What Services are Available for Victims of Human Trafficking?

Trafficking victims in the United States may be eligible for benefits, services and immigration relief under federal or state programs. Many organizations can help you access these services, which include medical/dental care, mental health care, housing, legal help for immigration, and other legal needs, employment assistance, and public benefits.


  • The visa application process and your U.S. visa: usvisas.state.gov.
  • Human trafficking: www.state.gov/j/tip.
  • The J-1 visa exchange program: j1visa.state.gov.
  • Equality, and your rights to be free from discrimination at work because of your race, color, religion, sex (including pregnancy), national origin, age (40 or older), disability or genetic information, and to file a discrimination charge: www.eeoc.gov.
  • Your workplace safety rights, or if you think your job is unsafe and you want to request an inspection: www.osha.gov.
  • How to get unpaid wages from your employer: webapps.dol.gov/wow.
  • Your rights to be paid fairly, including how to file a wage complaint: www.dol.gov/agencies/whd.
  • Your right not to face discrimination because of your citizenship status and to file a discrimination complaint: www.justice.gov/crt/filing-charge.
  • Your right to join with other workers to improve your pay or working conditions, including how to file a charge: www.nlrb.gov.
  • Your rights, obligations and exemptions to health insurance: localhelp.healthcare.gov (English) and ayudalocal.cuidadodesalud.gov (Spanish).

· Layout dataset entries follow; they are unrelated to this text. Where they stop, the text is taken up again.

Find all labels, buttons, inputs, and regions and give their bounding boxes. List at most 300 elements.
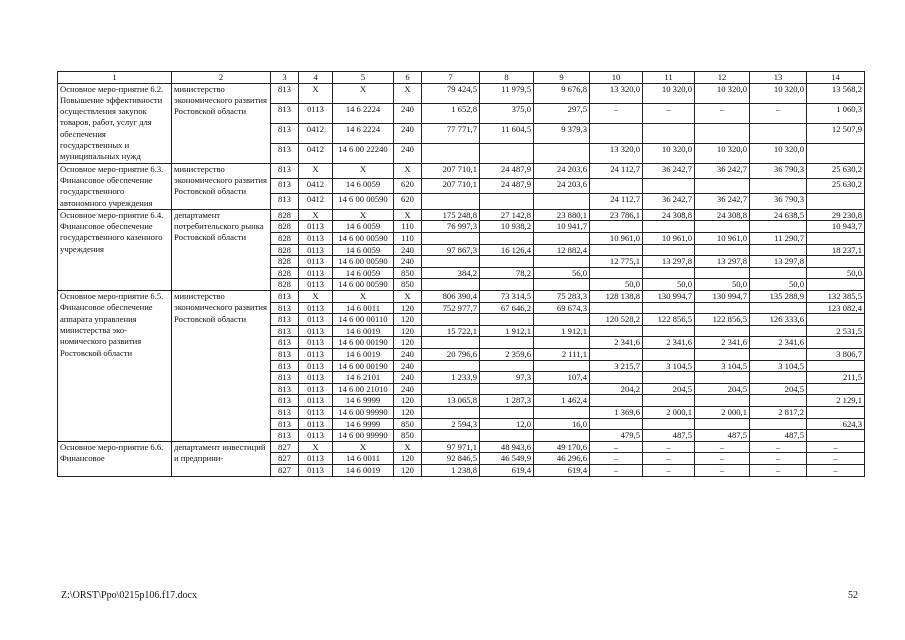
- table-cell: 10 320,0: [750, 83, 807, 103]
- column-header: 9: [534, 72, 590, 84]
- table-cell: [534, 337, 590, 349]
- table-cell: 240: [394, 348, 422, 360]
- table-cell: 0113: [299, 302, 333, 314]
- table-cell: 14 6 00 00590: [333, 279, 394, 291]
- table-cell: [643, 179, 695, 194]
- table-cell: 92 846,5: [422, 453, 480, 465]
- table-cell: 69 674,3: [534, 302, 590, 314]
- table-cell: [422, 279, 480, 291]
- table-cell: 0113: [299, 453, 333, 465]
- table-cell: 3 104,5: [750, 360, 807, 372]
- table-cell: 0113: [299, 406, 333, 418]
- table-cell: 14 6 00 00590: [333, 233, 394, 245]
- table-cell: [422, 143, 480, 163]
- table-cell: 1 462,4: [534, 395, 590, 407]
- column-header: 13: [750, 72, 807, 84]
- table-cell: 97,3: [480, 372, 534, 384]
- table-cell: 813: [271, 194, 299, 209]
- table-cell: X: [333, 163, 394, 178]
- table-cell: 13 320,0: [590, 83, 643, 103]
- table-cell: 207 710,1: [422, 163, 480, 178]
- table-cell: 240: [394, 372, 422, 384]
- table-cell: 36 242,7: [643, 163, 695, 178]
- table-cell: 12 882,4: [534, 244, 590, 256]
- table-cell: [534, 406, 590, 418]
- table-cell: [750, 418, 807, 430]
- table-cell: [643, 395, 695, 407]
- table-row: [58, 163, 865, 178]
- table-cell: 79 424,5: [422, 83, 480, 103]
- table-cell: 827: [271, 441, 299, 453]
- column-header: 5: [333, 72, 394, 84]
- table-cell: 620: [394, 194, 422, 209]
- table-cell: [643, 244, 695, 256]
- table-cell: 120: [394, 325, 422, 337]
- table-cell: 9 676,8: [534, 83, 590, 103]
- table-cell: 204,5: [750, 383, 807, 395]
- table-cell: –: [750, 103, 807, 123]
- footer-file-path: Z:\ORST\Ppo\0215p106.f17.docx: [61, 590, 198, 601]
- executor-cell: министерство экономического развития Ростовской области: [172, 291, 271, 442]
- budget-table: [57, 71, 865, 477]
- table-cell: –: [695, 103, 750, 123]
- table-cell: 1 060,3: [807, 103, 865, 123]
- table-cell: [807, 194, 865, 209]
- table-cell: 207 710,1: [422, 179, 480, 194]
- table-cell: 9 379,3: [534, 123, 590, 143]
- table-cell: 828: [271, 244, 299, 256]
- table-cell: 827: [271, 453, 299, 465]
- table-cell: X: [394, 441, 422, 453]
- table-cell: [807, 360, 865, 372]
- table-cell: 14 6 00 00590: [333, 194, 394, 209]
- table-cell: 14 6 0019: [333, 325, 394, 337]
- table-cell: 13 297,8: [643, 256, 695, 268]
- table-cell: [480, 143, 534, 163]
- table-cell: 204,2: [590, 383, 643, 395]
- table-cell: 36 242,7: [695, 194, 750, 209]
- table-cell: 813: [271, 337, 299, 349]
- table-cell: 24 112,7: [590, 194, 643, 209]
- table-cell: 110: [394, 233, 422, 245]
- table-cell: 16 126,4: [480, 244, 534, 256]
- table-cell: 49 170,6: [534, 441, 590, 453]
- table-cell: [695, 325, 750, 337]
- table-cell: 813: [271, 103, 299, 123]
- table-cell: 0412: [299, 143, 333, 163]
- table-cell: 813: [271, 302, 299, 314]
- table-cell: [534, 143, 590, 163]
- table-cell: 175 248,8: [422, 209, 480, 221]
- table-cell: 10 320,0: [643, 143, 695, 163]
- table-cell: 384,2: [422, 267, 480, 279]
- table-cell: 813: [271, 360, 299, 372]
- table-cell: 11 290,7: [750, 233, 807, 245]
- table-cell: –: [807, 464, 865, 476]
- table-cell: 850: [394, 267, 422, 279]
- table-cell: 0113: [299, 279, 333, 291]
- table-cell: 850: [394, 279, 422, 291]
- table-cell: 14 6 9999: [333, 395, 394, 407]
- table-cell: 130 994,7: [643, 291, 695, 303]
- table-cell: 128 138,8: [590, 291, 643, 303]
- table-cell: [643, 221, 695, 233]
- table-cell: 0113: [299, 221, 333, 233]
- table-cell: 14 6 00 99990: [333, 406, 394, 418]
- table-cell: 13 297,8: [695, 256, 750, 268]
- table-cell: 752 977,7: [422, 302, 480, 314]
- table-cell: –: [590, 441, 643, 453]
- table-cell: X: [299, 163, 333, 178]
- table-cell: 10 961,0: [643, 233, 695, 245]
- table-cell: X: [299, 209, 333, 221]
- table-cell: 0113: [299, 103, 333, 123]
- table-cell: 14 6 0019: [333, 348, 394, 360]
- table-cell: 297,5: [534, 103, 590, 123]
- table-cell: [534, 314, 590, 326]
- table-cell: [422, 314, 480, 326]
- table-cell: 13 320,0: [590, 143, 643, 163]
- table-cell: [590, 348, 643, 360]
- table-cell: 813: [271, 406, 299, 418]
- table-cell: 1 287,3: [480, 395, 534, 407]
- table-cell: 620: [394, 179, 422, 194]
- table-cell: 14 6 2101: [333, 372, 394, 384]
- table-cell: 487,5: [695, 430, 750, 442]
- table-cell: –: [750, 441, 807, 453]
- table-cell: [695, 221, 750, 233]
- activity-name-cell: Основное меро-приятие 6.3. Финансовое обеспечение государственного автономного учреждения: [58, 163, 172, 209]
- table-cell: 1 233,9: [422, 372, 480, 384]
- table-cell: 619,4: [480, 464, 534, 476]
- table-cell: 20 796,6: [422, 348, 480, 360]
- table-cell: [695, 302, 750, 314]
- table-cell: [590, 325, 643, 337]
- table-cell: [590, 244, 643, 256]
- table-cell: 813: [271, 83, 299, 103]
- table-cell: 14 6 0059: [333, 244, 394, 256]
- table-cell: [534, 194, 590, 209]
- table-cell: X: [333, 83, 394, 103]
- table-cell: 0113: [299, 337, 333, 349]
- table-cell: 50,0: [807, 267, 865, 279]
- table-row: [58, 291, 865, 303]
- table-cell: 120: [394, 406, 422, 418]
- table-cell: 240: [394, 143, 422, 163]
- table-cell: X: [333, 291, 394, 303]
- table-cell: 813: [271, 179, 299, 194]
- table-cell: –: [750, 464, 807, 476]
- table-cell: [480, 256, 534, 268]
- table-cell: 813: [271, 325, 299, 337]
- table-cell: 14 6 2224: [333, 103, 394, 123]
- table-cell: 3 104,5: [643, 360, 695, 372]
- table-cell: [695, 179, 750, 194]
- table-cell: 75 283,3: [534, 291, 590, 303]
- table-cell: 813: [271, 348, 299, 360]
- table-cell: 12 775,1: [590, 256, 643, 268]
- table-cell: 14 6 00 00110: [333, 314, 394, 326]
- table-cell: 36 242,7: [695, 163, 750, 178]
- table-cell: 10 320,0: [695, 143, 750, 163]
- table-cell: 813: [271, 163, 299, 178]
- table-cell: X: [299, 291, 333, 303]
- table-cell: [695, 244, 750, 256]
- table-cell: [534, 279, 590, 291]
- activity-name-cell: Основное меро-приятие 6.4. Финансовое обеспечение государственного казенного учреждения: [58, 209, 172, 290]
- table-cell: 25 630,2: [807, 179, 865, 194]
- table-cell: 46 549,9: [480, 453, 534, 465]
- table-cell: [480, 406, 534, 418]
- column-header: 11: [643, 72, 695, 84]
- table-cell: 2 341,6: [643, 337, 695, 349]
- table-cell: 0113: [299, 325, 333, 337]
- table-cell: 24 308,8: [643, 209, 695, 221]
- table-cell: 828: [271, 233, 299, 245]
- table-cell: [807, 430, 865, 442]
- table-cell: 10 938,2: [480, 221, 534, 233]
- table-cell: 120: [394, 453, 422, 465]
- table-cell: 122 856,5: [643, 314, 695, 326]
- table-cell: [695, 418, 750, 430]
- table-row: [58, 83, 865, 103]
- table-cell: X: [394, 209, 422, 221]
- column-header: 1: [58, 72, 172, 84]
- table-cell: 12 507,9: [807, 123, 865, 143]
- table-cell: 10 320,0: [750, 143, 807, 163]
- table-cell: [750, 325, 807, 337]
- table-cell: 132 385,5: [807, 291, 865, 303]
- table-cell: 0113: [299, 348, 333, 360]
- table-cell: 813: [271, 418, 299, 430]
- table-cell: [590, 123, 643, 143]
- table-cell: 813: [271, 372, 299, 384]
- table-cell: 12,0: [480, 418, 534, 430]
- table-cell: 2 817,2: [750, 406, 807, 418]
- table-cell: 14 6 0011: [333, 453, 394, 465]
- table-cell: 10 961,0: [590, 233, 643, 245]
- table-cell: 13 065,8: [422, 395, 480, 407]
- table-cell: [643, 302, 695, 314]
- table-cell: 107,4: [534, 372, 590, 384]
- table-cell: [807, 233, 865, 245]
- table-cell: [750, 267, 807, 279]
- table-cell: 122 856,5: [695, 314, 750, 326]
- table-cell: [695, 123, 750, 143]
- table-cell: [750, 244, 807, 256]
- column-header: 7: [422, 72, 480, 84]
- table-cell: 0113: [299, 267, 333, 279]
- table-cell: 24 487,9: [480, 163, 534, 178]
- page-number: 52: [848, 590, 858, 601]
- table-cell: 77 771,7: [422, 123, 480, 143]
- table-cell: 240: [394, 383, 422, 395]
- table-cell: 211,5: [807, 372, 865, 384]
- table-cell: 36 790,3: [750, 163, 807, 178]
- table-cell: –: [590, 103, 643, 123]
- table-cell: 10 961,0: [695, 233, 750, 245]
- table-cell: 0113: [299, 383, 333, 395]
- table-cell: [590, 267, 643, 279]
- header-row: [58, 72, 865, 84]
- table-cell: [534, 360, 590, 372]
- table-cell: 24 203,6: [534, 179, 590, 194]
- activity-name-cell: Основное меро-приятие 6.6. Финансовое: [58, 441, 172, 476]
- table-cell: [695, 372, 750, 384]
- table-cell: 0113: [299, 233, 333, 245]
- table-cell: 130 994,7: [695, 291, 750, 303]
- table-cell: 1 912,1: [480, 325, 534, 337]
- table-cell: [590, 221, 643, 233]
- table-cell: 120: [394, 302, 422, 314]
- table-cell: 0113: [299, 360, 333, 372]
- table-cell: 23 880,1: [534, 209, 590, 221]
- table-cell: 204,5: [643, 383, 695, 395]
- table-cell: [695, 395, 750, 407]
- table-cell: 13 297,8: [750, 256, 807, 268]
- table-cell: 135 288,9: [750, 291, 807, 303]
- table-cell: 3 806,7: [807, 348, 865, 360]
- table-cell: [422, 430, 480, 442]
- table-cell: 13 568,2: [807, 83, 865, 103]
- table-cell: X: [333, 441, 394, 453]
- table-cell: 97 867,3: [422, 244, 480, 256]
- table-cell: 0113: [299, 464, 333, 476]
- table-cell: [480, 360, 534, 372]
- table-cell: 11 604,5: [480, 123, 534, 143]
- table-cell: 24 638,5: [750, 209, 807, 221]
- table-cell: [643, 348, 695, 360]
- table-cell: 36 242,7: [643, 194, 695, 209]
- table-cell: 2 111,1: [534, 348, 590, 360]
- table-cell: 813: [271, 123, 299, 143]
- table-cell: 2 341,6: [590, 337, 643, 349]
- executor-cell: департамент потребительского рынка Ростовской области: [172, 209, 271, 290]
- table-cell: 487,5: [643, 430, 695, 442]
- table-cell: –: [643, 441, 695, 453]
- table-cell: 3 104,5: [695, 360, 750, 372]
- table-cell: 487,5: [750, 430, 807, 442]
- table-cell: 15 722,1: [422, 325, 480, 337]
- table-cell: [750, 372, 807, 384]
- table-cell: –: [643, 453, 695, 465]
- table-cell: X: [299, 83, 333, 103]
- table-cell: 50,0: [590, 279, 643, 291]
- table-cell: 240: [394, 103, 422, 123]
- table-cell: 24 112,7: [590, 163, 643, 178]
- table-cell: 14 6 00 99990: [333, 430, 394, 442]
- table-cell: 120: [394, 464, 422, 476]
- table-cell: –: [750, 453, 807, 465]
- table-cell: 828: [271, 221, 299, 233]
- table-cell: 10 320,0: [695, 83, 750, 103]
- table-cell: [643, 123, 695, 143]
- table-cell: 126 333,6: [750, 314, 807, 326]
- table-cell: [590, 395, 643, 407]
- table-cell: 120: [394, 337, 422, 349]
- table-cell: 2 341,6: [695, 337, 750, 349]
- table-cell: 828: [271, 256, 299, 268]
- table-cell: 14 6 00 00190: [333, 337, 394, 349]
- table-cell: [422, 233, 480, 245]
- table-cell: 120: [394, 314, 422, 326]
- table-cell: 240: [394, 256, 422, 268]
- column-header: 12: [695, 72, 750, 84]
- table-cell: [750, 123, 807, 143]
- table-row: [58, 209, 865, 221]
- table-cell: X: [394, 163, 422, 178]
- table-cell: 204,5: [695, 383, 750, 395]
- table-cell: 2 000,1: [695, 406, 750, 418]
- table-cell: 18 237,1: [807, 244, 865, 256]
- table-cell: 10 320,0: [643, 83, 695, 103]
- table-cell: 14 6 0059: [333, 179, 394, 194]
- table-cell: [807, 279, 865, 291]
- activity-name-cell: Основное меро-приятие 6.5. Финансовое обеспечение аппарата управления министерства эко-номического развития Ростовской области: [58, 291, 172, 442]
- table-cell: 813: [271, 143, 299, 163]
- table-cell: 2 129,1: [807, 395, 865, 407]
- table-cell: 10 941,7: [534, 221, 590, 233]
- table-cell: 1 238,8: [422, 464, 480, 476]
- table-cell: [422, 383, 480, 395]
- table-cell: [750, 395, 807, 407]
- column-header: 14: [807, 72, 865, 84]
- table-cell: [750, 302, 807, 314]
- table-cell: 11 979,5: [480, 83, 534, 103]
- table-cell: 806 390,4: [422, 291, 480, 303]
- table-cell: [750, 221, 807, 233]
- table-cell: 14 6 00 22240: [333, 143, 394, 163]
- table-cell: 14 6 0019: [333, 464, 394, 476]
- table-cell: –: [807, 441, 865, 453]
- table-cell: X: [299, 441, 333, 453]
- table-cell: 27 142,8: [480, 209, 534, 221]
- table-cell: [807, 256, 865, 268]
- table-cell: [590, 418, 643, 430]
- table-cell: [480, 279, 534, 291]
- table-cell: 1 369,6: [590, 406, 643, 418]
- table-cell: 97 971,1: [422, 441, 480, 453]
- table-cell: 0113: [299, 372, 333, 384]
- table-cell: 56,0: [534, 267, 590, 279]
- table-cell: [422, 256, 480, 268]
- table-cell: 2 531,5: [807, 325, 865, 337]
- table-cell: X: [394, 291, 422, 303]
- table-cell: 23 786,1: [590, 209, 643, 221]
- column-header: 8: [480, 72, 534, 84]
- table-cell: 29 230,8: [807, 209, 865, 221]
- table-cell: 850: [394, 430, 422, 442]
- table-cell: 24 203,6: [534, 163, 590, 178]
- table-cell: 120 528,2: [590, 314, 643, 326]
- table-cell: 46 296,6: [534, 453, 590, 465]
- table-cell: [534, 256, 590, 268]
- table-cell: 50,0: [695, 279, 750, 291]
- table-cell: 240: [394, 360, 422, 372]
- table-cell: 1 912,1: [534, 325, 590, 337]
- table-cell: [695, 348, 750, 360]
- table-cell: 0113: [299, 244, 333, 256]
- table-cell: 14 6 00 00590: [333, 256, 394, 268]
- table-cell: [480, 233, 534, 245]
- table-cell: 0113: [299, 395, 333, 407]
- table-cell: –: [590, 464, 643, 476]
- column-header: 10: [590, 72, 643, 84]
- table-cell: X: [333, 209, 394, 221]
- table-cell: 120: [394, 395, 422, 407]
- table-cell: 14 6 9999: [333, 418, 394, 430]
- table-cell: 25 630,2: [807, 163, 865, 178]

TIP: It’s a good idea to keep a written record of all the time that you work. Get a notebook and write down all of the days and hours that you worked, how much you were paid, the dates you received a payment, any deductions taken from your paycheck, and the reasons for those deductions.




This pamphlet was created pursuant to section 202 of the William Wilberforce
Trafficking Victims Protection Reauthorization Act of 2008, Public Law 110-457.